A new prayer room, designed with specific elements to support Muslim prayer, will open this week in the lobby of Nussbaum Residential Hall on West 113th Street. An informal public room for daily prayers had existed in Nussbaum already, but the new space includes a place for ritual washing and is more accessible to the public. It joins other rooms used for Muslim prayers, including those in Earl Hall and a smaller one in Butler Library. The space in Butler came about last summer because students are always in the library and had requested a place nearby that was open 24 hours a day. The Butler space “is another example of students coming to us with a particular need. We are always eager to learn about ways that we can make something work with the resources we have,” Rottenberg said.
All of the prayer and meditation spaces at Columbia are “open to everyone,” said Rottenberg. While the spaces that exist have been developed over time based on specific community needs, “the goal is always inclusivity and never exclusivity.”
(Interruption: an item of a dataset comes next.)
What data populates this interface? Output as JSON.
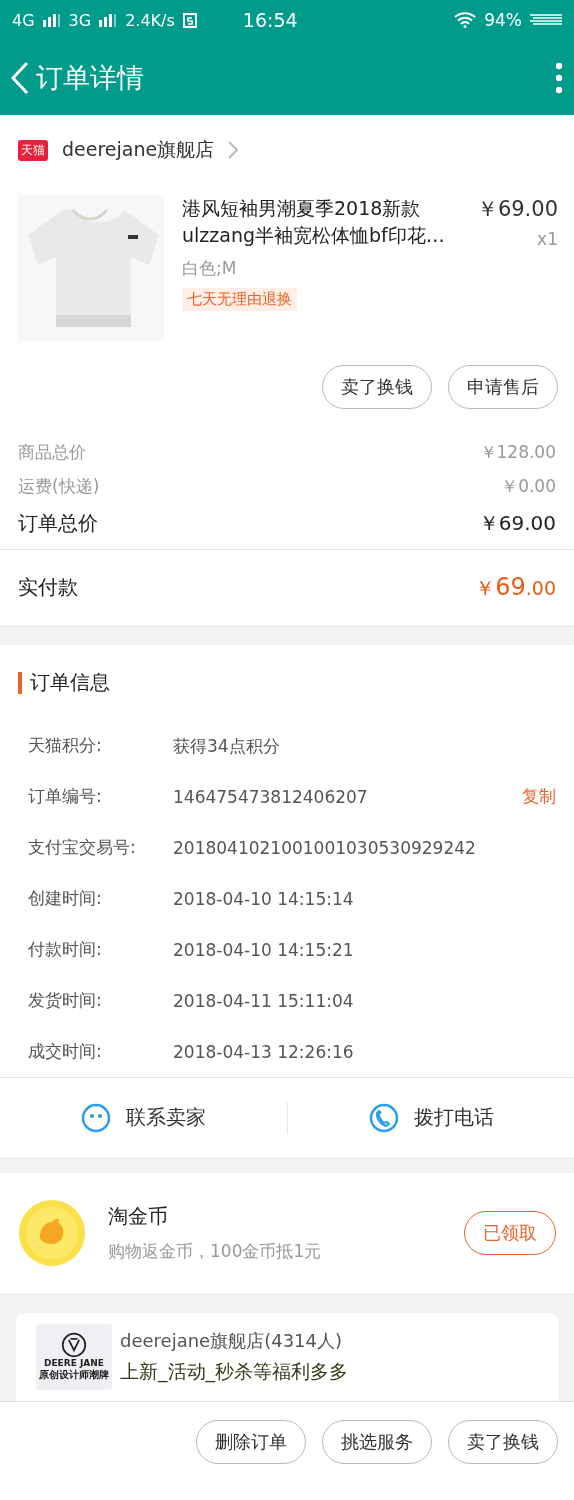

What’s “rare and wonderful” about Columbia, Rottenberg added, “is that not only are those traditions being practiced on any given day, all of them within our University community, but the communities that gather in their diversity are learning from one another.”
An inscription in stone written above the main entrance to Earl Hall speaks of “character” growing “with knowledge.” Rottenberg enjoys seeing those words everyday as he comes to work. For him, “building character along with intellect” is the reason people come to learn, teach, and work at Columbia. And he hopes that the prayer and meditation rooms give everyone the space to do exactly that.